The IRS has proposed amending existing regulations under Sec. 312 (effect on earnings and profits (E&P) of corporate distributions) and Sec. 381 (carryovers of tax attributes in certain corporate acquisitions) to clarify that in certain corporate reorganizations, the “acquiring corporation” succeeds to the full E&P account of the transferor corporation (REG-141268-11).
The IRS has historically interpreted the regulations under Sec. 312 as providing that the E&P of the transferor corporation do not move to the transferee in whole or in part other than in a transfer described in Sec. 381 or, to the extent provided under Regs. Sec. 1.312-10, in a divisive reorganization. Furthermore, the IRS has interpreted the regulations to provide that in a corporate reorganization described in Sec. 381, the acquiring corporation, as defined in Regs. Sec. 1.381(a)-1(b)(2), succeeds to the full E&P account of the transferor corporation. According to the IRS, the E&P account is not divided if the acquiring corporation in an acquisitive asset reorganization subsequently transfers target assets to one or more controlled subsidiaries.
The IRS believes the proposed rule is appropriate because E&P measures a corporation’s capacity to pay dividends to its shareholders. Thus, the corporation that has an interest, directly or indirectly, in all of the target’s assets has the dividend-paying capacity that is most comparable to that of the target.

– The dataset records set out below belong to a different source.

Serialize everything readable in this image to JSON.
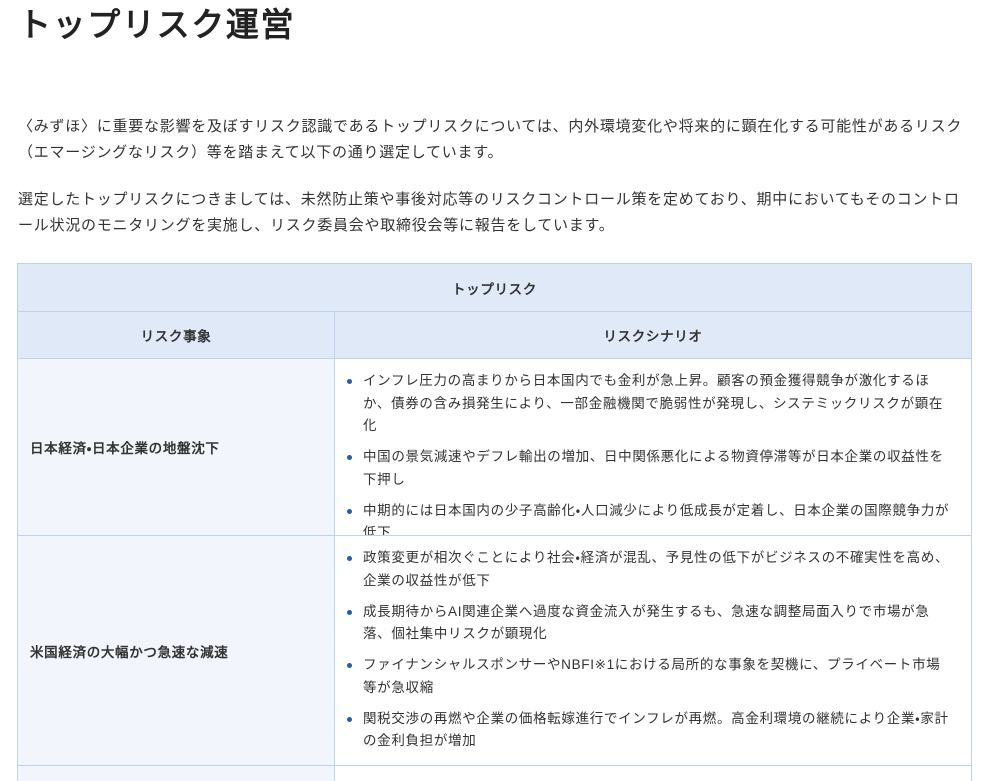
{
  "page": {
    "title": "トップリスク運営"
  },
  "intro": {
    "paragraph_1": "〈みずほ〉に重要な影響を及ぼすリスク認識であるトップリスクについては、内外環境変化や将来的に顕在化する可能性があるリスク（エマージングなリスク）等を踏まえて以下の通り選定しています。",
    "paragraph_2": "選定したトップリスクにつきましては、未然防止策や事後対応等のリスクコントロール策を定めており、期中においてもそのコントロール状況のモニタリングを実施し、リスク委員会や取締役会等に報告をしています。"
  },
  "table": {
    "caption": "トップリスク",
    "columns": [
      "リスク事象",
      "リスクシナリオ"
    ],
    "rows": [
      {
        "event": "日本経済・日本企業の地盤沈下",
        "scenarios": [
          "インフレ圧力の高まりから日本国内でも金利が急上昇。顧客の預金獲得競争が激化するほか、債券の含み損発生により、一部金融機関で脆弱性が発現し、システミックリスクが顕在化",
          "中国の景気減速やデフレ輸出の増加、日中関係悪化による物資停滞等が日本企業の収益性を下押し",
          "中期的には日本国内の少子高齢化・人口減少により低成長が定着し、日本企業の国際競争力が低下"
        ]
      },
      {
        "event": "米国経済の大幅かつ急速な減速",
        "scenarios": [
          "政策変更が相次ぐことにより社会・経済が混乱、予見性の低下がビジネスの不確実性を高め、企業の収益性が低下",
          "成長期待からAI関連企業へ過度な資金流入が発生するも、急速な調整局面入りで市場が急落、個社集中リスクが顕現化",
          "ファイナンシャルスポンサーやNBFI※1における局所的な事象を契機に、プライベート市場等が急収縮",
          "関税交渉の再燃や企業の価格転嫁進行でインフレが再燃。高金利環境の継続により企業・家計の金利負担が増加"
        ]
      }
    ]
  },
  "icons": {
    "list_bullet": "bullet-icon"
  },
  "colors": {
    "accent": "#1f5fae",
    "header_background": "#dfe9f8",
    "event_background": "#f2f6fc",
    "border": "#bfd2ec",
    "text": "#333333",
    "title": "#222222"
  }
}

Some practitioners have suggested that this result was not clear under current law. In response, the IRS is clarifying its position in the proposed regulations by removing Regs. Sec. 1.381(c)(2)-1(d), which provides that the determination of how E&P is allocated in certain corporate acquisitions is made without regard to Sec. 381 and contains a cross-reference to Regs. Sec. 1.312-11. The proposed regulations would also amend Regs. Sec. 1.312-11 to require E&P to accrue to the acquiring corporation.
The proposed rules would apply to transactions occurring on or after the date the regulations are finalized.